Diese Rechtswidrigkeit belastet aber auch den erstangefochtenen Bescheid, weil sich die Frage der Zulässigkeit des Preisaufschlags-/Preisnachlassverfahrens mit Aufschlags- bzw. Nachlassmöglichkeit auf Leistungsgruppenebene auf die gesamte, bereits mit dem erstangefochtenen Bescheid behandelte Ausschreibung bezieht (und daher auch eine allfällige Streichung der mit dem zweitangefochtenen Bescheid behandelten Festlegung nicht in Frage käme; vgl. zu Fällen der Notwendigkeit der Nichtigerklärung der gesamten Ausschreibung das hg. Erkenntnis vom 6. März 2013, Zlen. 2011/04/0115, 0130 und 0139, mwN).

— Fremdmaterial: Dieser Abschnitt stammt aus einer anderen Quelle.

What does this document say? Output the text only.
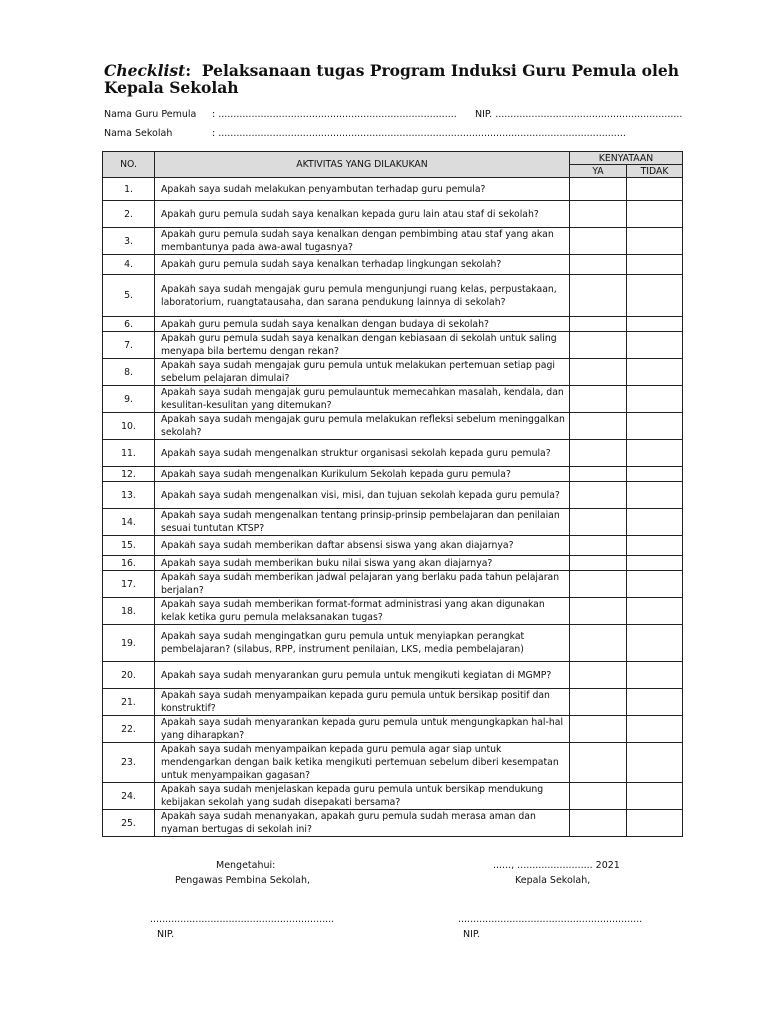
Checklist: Pelaksanaan tugas Program Induksi Guru Pemula oleh Kepala Sekolah
Nama Guru Pemula : ............................................................................... NIP. ..............................................................
Nama Sekolah	: .......................................................................................................................................
NO.	AKTIVITAS YANG DILAKUKAN	KENYATAAN	
		YA	TIDAK
1.	Apakah saya sudah melakukan penyambutan terhadap guru pemula?		
2.	Apakah guru pemula sudah saya kenalkan kepada guru lain atau staf di sekolah?		
3.	Apakah guru pemula sudah saya kenalkan dengan pembimbing atau staf yang akan membantunya pada awa-awal tugasnya?		
4.	Apakah guru pemula sudah saya kenalkan terhadap lingkungan sekolah?		
5.	Apakah saya sudah mengajak guru pemula mengunjungi ruang kelas, perpustakaan, laboratorium, ruangtatausaha, dan sarana pendukung lainnya di sekolah?		
6.	Apakah guru pemula sudah saya kenalkan dengan budaya di sekolah?		
7.	Apakah guru pemula sudah saya kenalkan dengan kebiasaan di sekolah untuk saling menyapa bila bertemu dengan rekan?		
8.	Apakah saya sudah mengajak guru pemula untuk melakukan pertemuan setiap pagi sebelum pelajaran dimulai?		
9.	Apakah saya sudah mengajak guru pemulauntuk memecahkan masalah, kendala, dan kesulitan-kesulitan yang ditemukan?		
10.	Apakah saya sudah mengajak guru pemula melakukan refleksi sebelum meninggalkan sekolah?		
11.	Apakah saya sudah mengenalkan struktur organisasi sekolah kepada guru pemula?		
12.	Apakah saya sudah mengenalkan Kurikulum Sekolah kepada guru pemula?		
13.	Apakah saya sudah mengenalkan visi, misi, dan tujuan sekolah kepada guru pemula?		
14.	Apakah saya sudah mengenalkan tentang prinsip-prinsip pembelajaran dan penilaian sesuai tuntutan KTSP?		
15.	Apakah saya sudah memberikan daftar absensi siswa yang akan diajarnya?		
16.	Apakah saya sudah memberikan buku nilai siswa yang akan diajarnya?		
17.	Apakah saya sudah memberikan jadwal pelajaran yang berlaku pada tahun pelajaran berjalan?		
18.	Apakah saya sudah memberikan format-format administrasi yang akan digunakan kelak ketika guru pemula melaksanakan tugas?		
19.	Apakah saya sudah mengingatkan guru pemula untuk menyiapkan perangkat pembelajaran? (silabus, RPP, instrument penilaian, LKS, media pembelajaran)		
20.	Apakah saya sudah menyarankan guru pemula untuk mengikuti kegiatan di MGMP?		
21.	Apakah saya sudah menyampaikan kepada guru pemula untuk bersikap positif dan konstruktif?		
22.	Apakah saya sudah menyarankan kepada guru pemula untuk mengungkapkan hal-hal yang diharapkan?		
23.	Apakah saya sudah menyampaikan kepada guru pemula agar siap untuk mendengarkan dengan baik ketika mengikuti pertemuan sebelum diberi kesempatan untuk menyampaikan gagasan?		
24.	Apakah saya sudah menjelaskan kepada guru pemula untuk bersikap mendukung kebijakan sekolah yang sudah disepakati bersama?		
25.	Apakah saya sudah menanyakan, apakah guru pemula sudah merasa aman dan nyaman bertugas di sekolah ini?		
Mengetahui:
Pengawas Pembina Sekolah,
.............................................................
NIP.
......, ......................... 2021
Kepala Sekolah,
.............................................................
NIP.
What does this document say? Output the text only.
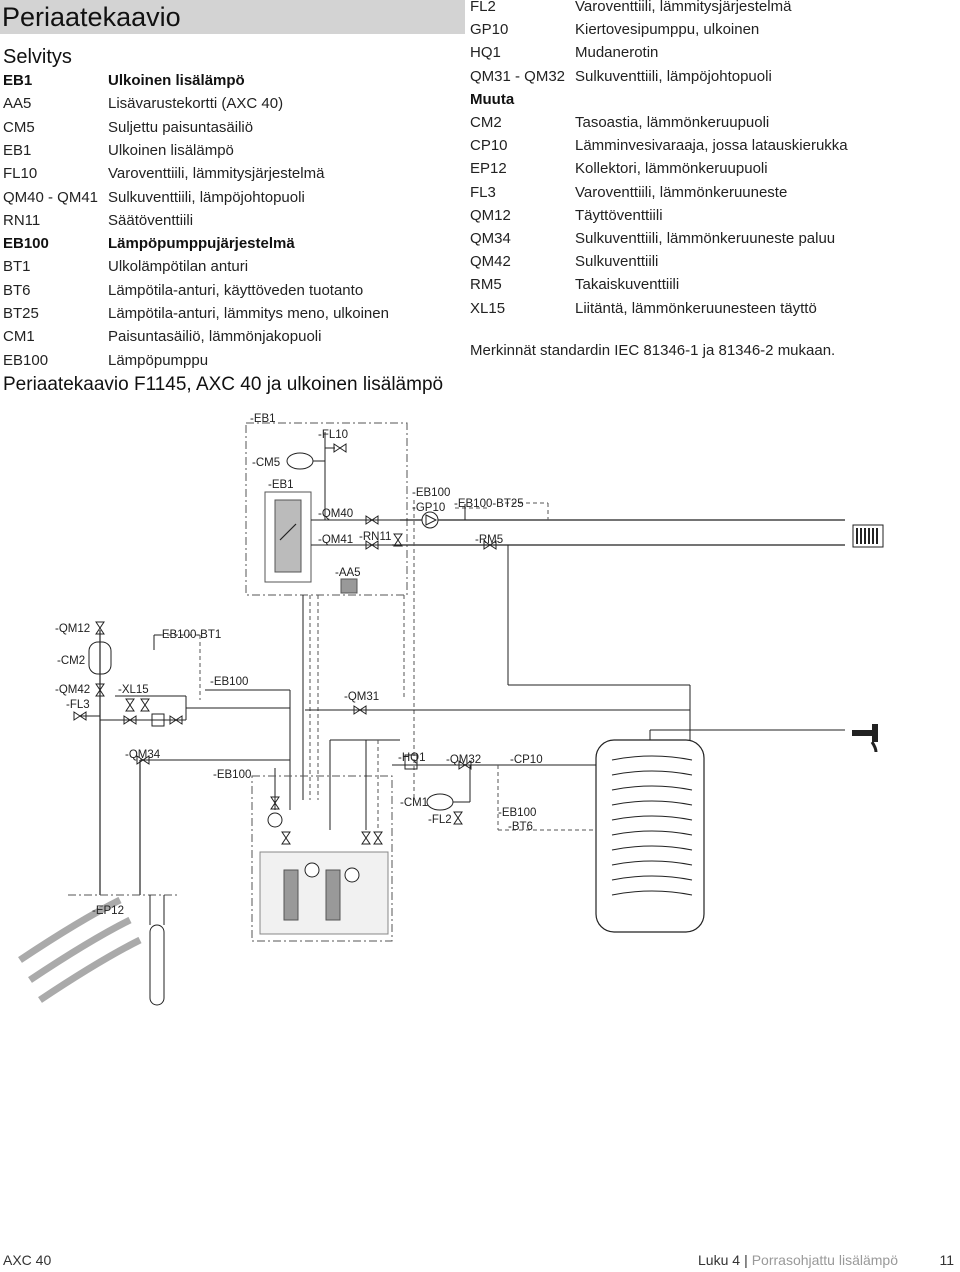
Periaatekaavio
Selvitys
EB1	Ulkoinen lisälämpö
AA5	Lisävarustekortti (AXC 40)
CM5	Suljettu paisuntasäiliö
EB1	Ulkoinen lisälämpö
FL10	Varoventtiili, lämmitysjärjestelmä
QM40 - QM41 Sulkuventtiili, lämpöjohtopuoli
RN11	Säätöventtiili
EB100	Lämpöpumppujärjestelmä
BT1	Ulkolämpötilan anturi
BT6	Lämpötila-anturi, käyttöveden tuotanto
BT25	Lämpötila-anturi, lämmitys meno, ulkoinen
CM1	Paisuntasäiliö, lämmönjakopuoli
EB100	Lämpöpumppu
FL2	Varoventtiili, lämmitysjärjestelmä
GP10	Kiertovesipumppu, ulkoinen
HQ1	Mudanerotin
QM31 - QM32 Sulkuventtiili, lämpöjohtopuoli
Muuta
CM2	Tasoastia, lämmönkeruupuoli
CP10	Lämminvesivaraaja, jossa latauskierukka
EP12	Kollektori, lämmönkeruupuoli
FL3	Varoventtiili, lämmönkeruuneste
QM12	Täyttöventtiili
QM34	Sulkuventtiili, lämmönkeruuneste paluu
QM42	Sulkuventtiili
RM5	Takaiskuventtiili
XL15	Liitäntä, lämmönkeruunesteen täyttö
Merkinnät standardin IEC 81346-1 ja 81346-2 mukaan.
Periaatekaavio F1145, AXC 40 ja ulkoinen lisälämpö
-EB1
-FL10
-CM5
-EB1
-QM40
-QM41 -RN11
-AA5
-EB100
-GP10 -EB100-BT25
-RM5
-QM12
-CM2
-EB100-BT1
-QM42
-FL3
-XL15
-EB100
-QM31
-QM34
-EB100
-HQ1 -QM32	-CP10
-CM1
-FL2
-EB100
-BT6
-EP12
AXC 40	Luku 4 | Porrasohjattu lisälämpö	11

Die angefochtenen Bescheide waren daher gemäß § 42 Abs. 2 Z 3 lit. b und c VwGG wegen Rechtswidrigkeit infolge Verletzung von Verfahrensvorschriften aufzuheben.
7. Die Durchführung der (jeweils) beantragten Verhandlung konnte gemäß § 39 Abs. 2 Z. 6 VwGG unterbleiben, weil die Sache bereits Gegenstand einer Verhandlung bei der belangten Behörde (einem Tribunal im Sinne des Art. 6 EMRK) war (vgl. auch hiezu das zitierte hg. Erkenntnis vom 25. Jänner 2011).
8. Die Entscheidung über den Aufwandersatz beruht gemäß § 79 Abs. 11 letzter Satz VwGG sowie § 3 Z 1 der VwGH-Aufwandersatzverordnung 2014, BGBl. II Nr. 518/2013 idF BGBl. II Nr. 8/2014 auf den §§ 47 ff VwGG iVm § 1 derVwGH-Aufwandersatzverordnung 2008, BGBl. II Nr. 455.